As the time to submit something for the scientiae carnival draws nearer, it was very difficult to decide on the challenge I want to share. Partially, this is because too many details and anonymity is out the door. Partially because it looks like my biggest challenge is now.
There’s only a couple of months left for me to finish my PhD, and a part of that is resolving around 4 datasets that should give the same results but – very frustrastingly – aren’t. Let me explain.
Dataset 1A was gathered in 2006 and gave very interesting results. Another student was engaged to follow up and this and ran a partial replication, giving us Dataset 2A (2007). However, results from 1A and 2A turned out to be opposite.

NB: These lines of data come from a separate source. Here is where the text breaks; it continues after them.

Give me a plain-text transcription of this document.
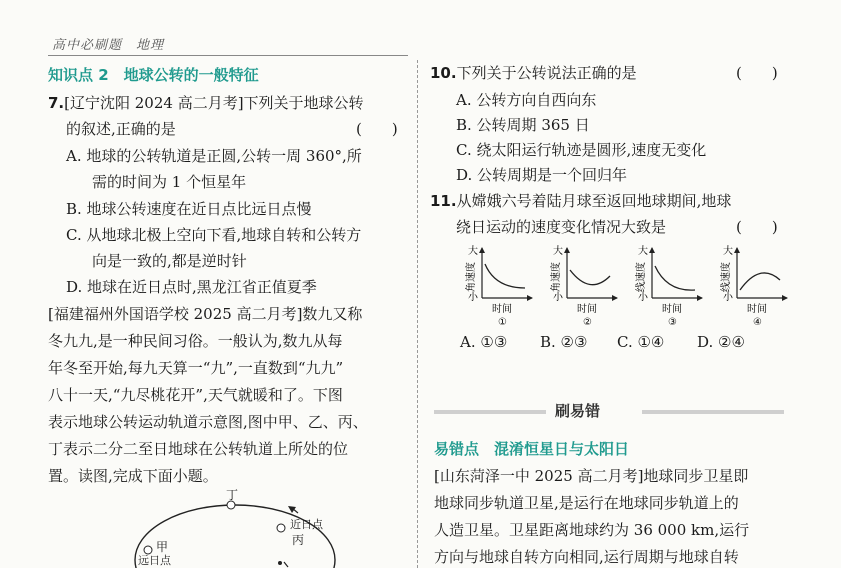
高中必刷题　地理
知识点 2　地球公转的一般特征
7.[辽宁沈阳 2024 高二月考]下列关于地球公转
的叙述,正确的是	(　　)
A. 地球的公转轨道是正圆,公转一周 360°,所
需的时间为 1 个恒星年
B. 地球公转速度在近日点比远日点慢
C. 从地球北极上空向下看,地球自转和公转方
向是一致的,都是逆时针
D. 地球在近日点时,黑龙江省正值夏季
[福建福州外国语学校 2025 高二月考]数九又称
冬九九,是一种民间习俗。一般认为,数九从每
年冬至开始,每九天算一“九”,一直数到“九九”
八十一天,“九尽桃花开”,天气就暖和了。下图
表示地球公转运动轨道示意图,图中甲、乙、丙、
丁表示二分二至日地球在公转轨道上所处的位
置。读图,完成下面小题。
丁
近日点
丙
甲
远日点
10.下列关于公转说法正确的是	(　　)
A. 公转方向自西向东
B. 公转周期 365 日
C. 绕太阳运行轨迹是圆形,速度无变化
D. 公转周期是一个回归年
11.从嫦娥六号着陆月球至返回地球期间,地球
绕日运动的速度变化情况大致是	(　　)
大
小
角速度
时间
①
大
小
角速度
时间
②
大
小
线速度
时间
③
大
小
线速度
时间
④
A. ①③ B. ②③ C. ①④ D. ②④
刷易错
易错点　混淆恒星日与太阳日
[山东菏泽一中 2025 高二月考]地球同步卫星即
地球同步轨道卫星,是运行在地球同步轨道上的
人造卫星。卫星距离地球约为 36 000 km,运行
方向与地球自转方向相同,运行周期与地球自转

This was rather distressing, since I’d published about dataset 1A by then!
After much hemming and hawing, I decided to do a full replication of both 1A and 2A. The data were gathered last year, so now I have also datasets 1B and 2B.
And while 1A and 1B are reassuringly similar (down to having the same fit problems due to a one-dimensionality assumption), 2A and 2B are not similar. Considering that 2 is already a partial replication of 1, it is rather difficult to explain WHY neither 2A nor 2B give the same results as 1A or 1B. But wait… it gets better! 2B also doesn’t replicate 2A! So the past couple of months have been soent with looking at other ways to analyse these data: some very in-depth explorative data analyses and some new ways to try and find out about the possible multi-dimensionality of these data.
The data have my tearing out my hair (almost literally), because in my planning I’d already finished this off by now and moved on to another dataset. And while all this hassle may prove to be the connection that I’m looking for, and while it is very interesting, I’m also on a deadline.
There’s another meeting with my supervisor in two weeks, let’s work so that there’s progress to report by then.
Also, before I added this sentence, word count was 333.